The image of Andromeda, the most distant object the naked eye can see, is a mosaic of nine images taken in September and October of 2003. It combines two ultraviolet colors, one near ultraviolet (red) and one far ultraviolet (blue).
For comparison, a second image shows the Andromeda Galaxy, also called Messier 31, in visible light. Both images, along with other new pictures from the Galaxy Evolution Explorer, are available online at
The new collection of images also includes views of several nearby galaxies; Stephan's Quintet of Galaxies; an all-sky survey image of the globular star cluster M2; and a deep image of the sky in the constellation Bootes. The Galaxy Evolution Explorer team is also releasing the first batch of scientific data, so the science community can propose additional observations for the mission.

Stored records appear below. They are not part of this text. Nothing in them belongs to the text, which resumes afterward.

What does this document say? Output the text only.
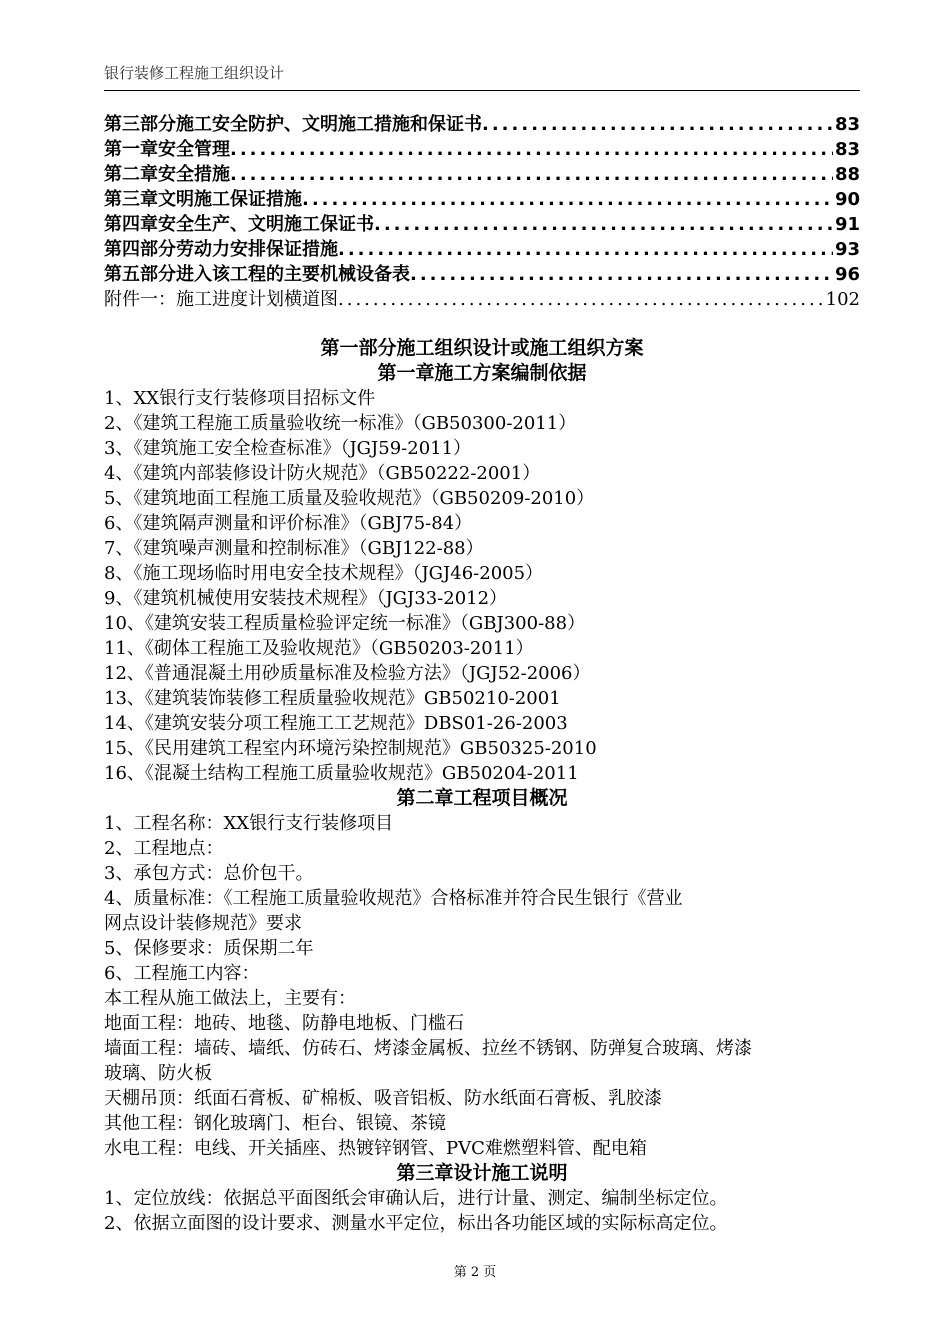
银行装修工程施工组织设计
第三部分施工安全防护、文明施工措施和保证书 .....	83
第一章安全管理 .....	83
第二章安全措施 .....	88
第三章文明施工保证措施 .....	90
第四章安全生产、文明施工保证书 .....	91
第四部分劳动力安排保证措施 .....	93
第五部分进入该工程的主要机械设备表 .....	96
附件一：施工进度计划横道图 .....	102
第一部分施工组织设计或施工组织方案
第一章施工方案编制依据
1、XX银行支行装修项目招标文件
2、《建筑工程施工质量验收统一标准》（GB50300-2011）
3、《建筑施工安全检查标准》（JGJ59-2011）
4、《建筑内部装修设计防火规范》（GB50222-2001）
5、《建筑地面工程施工质量及验收规范》（GB50209-2010）
6、《建筑隔声测量和评价标准》（GBJ75-84）
7、《建筑噪声测量和控制标准》（GBJ122-88）
8、《施工现场临时用电安全技术规程》（JGJ46-2005）
9、《建筑机械使用安装技术规程》（JGJ33-2012）
10、《建筑安装工程质量检验评定统一标准》（GBJ300-88）
11、《砌体工程施工及验收规范》（GB50203-2011）
12、《普通混凝土用砂质量标准及检验方法》（JGJ52-2006）
13、《建筑装饰装修工程质量验收规范》GB50210-2001
14、《建筑安装分项工程施工工艺规范》DBS01-26-2003
15、《民用建筑工程室内环境污染控制规范》GB50325-2010
16、《混凝土结构工程施工质量验收规范》GB50204-2011
第二章工程项目概况
1、工程名称：XX银行支行装修项目
2、工程地点：
3、承包方式：总价包干。
4、质量标准：《工程施工质量验收规范》合格标准并符合民生银行《营业
网点设计装修规范》要求
5、保修要求：质保期二年
6、工程施工内容：
本工程从施工做法上，主要有：
地面工程：地砖、地毯、防静电地板、门槛石
墙面工程：墙砖、墙纸、仿砖石、烤漆金属板、拉丝不锈钢、防弹复合玻璃、烤漆
玻璃、防火板
天棚吊顶：纸面石膏板、矿棉板、吸音铝板、防水纸面石膏板、乳胶漆
其他工程：钢化玻璃门、柜台、银镜、茶镜
水电工程：电线、开关插座、热镀锌钢管、PVC难燃塑料管、配电箱
第三章设计施工说明
1、定位放线：依据总平面图纸会审确认后，进行计量、测定、编制坐标定位。
2、依据立面图的设计要求、测量水平定位，标出各功能区域的实际标高定位。
第 2 页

These images and data display the power of the Galaxy Evolution Explorer to collect sensitive ultraviolet images of large parts of the sky.
"It's very rewarding and exciting for the team to see the fruits of their labors," said Kerry Erickson, the mission's project manager at NASA's Jet Propulsion Laboratory, Pasadena, Calif. "Because people are accustomed to seeing objects in visible light, it's amazing to see how different the universe looks in ultraviolet and how much information is revealed to us by those observations."
Scientists are interested in learning more about the Andromeda galaxy, including its brightness, mass, age, and the distribution of young star clusters in its spiral arms. This will provide a tremendous amount of information about the mechanisms of star formation in galaxies, and will help them interpret ultraviolet and infrared observations of other, more distant galaxies.
The Galaxy Evolution Explorer launched on April 28, 2003. Its goal is to map the celestial sky in the ultraviolet and determine the history of star formation in the universe over the last 10 billion years. From its orbit high above Earth, the spacecraft will sweep the skies for up to 28 months using state-of-the-art ultraviolet detectors. Looking in the ultraviolet singles out galaxies dominated by young, hot, short-lived stars that give off a great deal energy at that wavelength. These galaxies are actively creating stars, and therefore provide a window into the history and causes of galactic star formation.
In addition to leading the mission, Caltech is also responsible for science operations and data analysis. JPL, a division of Caltech, manages the mission and led the science instrument development. The mission is part of NASA's Explorers Program, managed by the Goddard Space Flight Center, Greenbelt, Md. The mission's international partners are France and South Korea. Caltech manages JPL for NASA.